Dichiarazioni altisonanti, quasi di tono biblico, quelle di Fiamma Nirenstein nell'articolo che precede. E' un inno alla capacità dell'uomo di pervenire alla "comune costruzione della salvezza" accettando il ruolo di Israele come "leader mondiale nella vicenda" dopo che si è compiuto sulla sua terra "il miracolo della vaccinazione" che profeticamente "porterà alla liberazione dal Covid". Il senso della "missione storica" di Israele è stato "avvertito in modo molto diretto" dalla giornalista nell'ambulatorio il giorno del suo vaccino.
   Si proclama dunque, in un linguaggio profetico, la leadership di Israele nella guerra, dichiarata fin d'ora vittoriosa, che attualmente coinvolge l'intero pianeta.
   Trattandosi di profezia, sia pure in forma laica, si giustifica allora la domanda: Israele è già ora il «rosh hagoim»? Che significa? si chiederà qualcuno. L'autrice lo sa molto bene. Ma per tutti è bene chiarire che «rosh hagoim" è un'espressione che compare nella Bibbia e significa «capo delle nazioni». Dunque sta proprio scritto che Israele è il capo delle nazioni? si chiederà allarmato qualcuno. Sì, sta scritto. E dove? Nel libro del profeta Geremia. Ma in che contesto, a quale proposito? chiederà giustamente chi vuole fare verifiche testuali.

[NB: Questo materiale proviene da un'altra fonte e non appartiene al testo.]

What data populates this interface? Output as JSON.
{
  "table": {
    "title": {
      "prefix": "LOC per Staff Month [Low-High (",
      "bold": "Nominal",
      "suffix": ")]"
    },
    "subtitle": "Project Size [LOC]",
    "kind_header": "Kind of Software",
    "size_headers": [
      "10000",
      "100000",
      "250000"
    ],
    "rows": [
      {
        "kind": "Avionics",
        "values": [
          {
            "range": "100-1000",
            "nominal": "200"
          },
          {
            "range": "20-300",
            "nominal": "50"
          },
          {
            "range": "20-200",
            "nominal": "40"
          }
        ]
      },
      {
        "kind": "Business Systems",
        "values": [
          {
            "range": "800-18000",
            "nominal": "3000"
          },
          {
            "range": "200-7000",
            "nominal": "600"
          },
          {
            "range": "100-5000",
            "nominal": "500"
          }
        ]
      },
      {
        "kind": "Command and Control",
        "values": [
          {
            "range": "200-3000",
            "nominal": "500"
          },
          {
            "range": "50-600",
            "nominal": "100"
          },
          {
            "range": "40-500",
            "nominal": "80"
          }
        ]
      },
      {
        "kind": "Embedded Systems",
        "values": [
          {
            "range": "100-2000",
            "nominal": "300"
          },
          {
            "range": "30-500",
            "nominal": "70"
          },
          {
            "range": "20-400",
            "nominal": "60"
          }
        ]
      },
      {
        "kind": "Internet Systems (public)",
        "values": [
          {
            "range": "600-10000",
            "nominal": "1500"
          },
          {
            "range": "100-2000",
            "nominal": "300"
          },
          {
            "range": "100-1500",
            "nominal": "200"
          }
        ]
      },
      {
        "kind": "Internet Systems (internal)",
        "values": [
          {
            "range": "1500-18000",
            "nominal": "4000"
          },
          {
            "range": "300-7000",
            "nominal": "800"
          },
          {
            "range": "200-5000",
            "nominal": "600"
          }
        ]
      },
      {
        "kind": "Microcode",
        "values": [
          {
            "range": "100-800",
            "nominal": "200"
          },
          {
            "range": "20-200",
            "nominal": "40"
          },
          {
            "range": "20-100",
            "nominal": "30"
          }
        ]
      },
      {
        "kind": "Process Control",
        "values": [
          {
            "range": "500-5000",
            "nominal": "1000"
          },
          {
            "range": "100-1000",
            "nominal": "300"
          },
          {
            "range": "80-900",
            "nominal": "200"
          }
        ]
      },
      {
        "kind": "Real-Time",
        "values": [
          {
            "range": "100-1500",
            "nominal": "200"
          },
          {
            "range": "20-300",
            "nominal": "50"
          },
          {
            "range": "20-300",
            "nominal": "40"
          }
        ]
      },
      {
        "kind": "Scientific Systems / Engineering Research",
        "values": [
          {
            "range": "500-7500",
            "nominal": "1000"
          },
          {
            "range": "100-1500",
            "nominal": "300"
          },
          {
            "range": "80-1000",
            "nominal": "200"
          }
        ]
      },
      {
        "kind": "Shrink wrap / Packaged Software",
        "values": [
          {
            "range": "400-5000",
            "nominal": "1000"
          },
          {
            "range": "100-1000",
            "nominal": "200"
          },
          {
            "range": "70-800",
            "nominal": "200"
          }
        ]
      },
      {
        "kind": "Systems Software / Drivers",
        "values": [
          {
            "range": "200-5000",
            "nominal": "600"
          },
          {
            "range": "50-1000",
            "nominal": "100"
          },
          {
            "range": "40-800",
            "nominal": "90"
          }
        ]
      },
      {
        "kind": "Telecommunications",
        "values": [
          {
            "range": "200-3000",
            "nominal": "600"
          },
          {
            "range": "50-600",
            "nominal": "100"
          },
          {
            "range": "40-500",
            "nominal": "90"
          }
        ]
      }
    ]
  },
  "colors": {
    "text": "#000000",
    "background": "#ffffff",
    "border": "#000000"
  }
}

    כי כה אמר יהוה רנו ליעקב שמחה וצהלו בראש הגוים
    השמיעו הללו ואמרו הושע יהוה את עמך את שארית ישראל


    Così parla l'Eterno: «Innalzate canti di gioia per Giacobbe e mandate grida per il capo delle nazioni; proclamate, cantate lodi e dite: O Eterno, salva il tuo popolo, il residuo d'Israele (Geremia 31:7).
Ma a chi è rivolto questo invito? A tutti i popoli, alle "isole lontane" che rappresentano i gentili:
    O nazioni, ascoltate la parola dell'Eterno, e proclamatela alle isole lontane, e dite: 'Colui che ha disperso Israele lo raccoglie, e lo custodisce come un pastore il suo gregge' (Geremia 31:10).
Si tratta dunque di una parola profetica che annuncia per Israele un futuro di gloria a cui parteciperanno con gioia le altre nazioni, ma sarà Dio a far entrare nella storia questo futuro, non certo l'opera dell'uomo. E sarà Dio che stabilirà Israele come «capo delle nazioni», ma dopo che tutto il programma di salvezza e giudizio sarà compiuto, per Israele prima e per tutti gli altri dopo.
   Suona male dunque la presentazione di un Israele trionfante che si mette a capo di un programma di salvezza per tutto il mondo. Anticipare i tempi con le proprie forze e solo per i propri scopi è altamente rischioso per tutti, in primo luogo per Israele. "Io però non credo in Dio, quindi il discorso non m'interessa", dirà qualcuno. Il discorso comunque però non è chiuso, perché se la cosa interessa Dio, prima o poi interesserà anche quel qualcuno. M.C.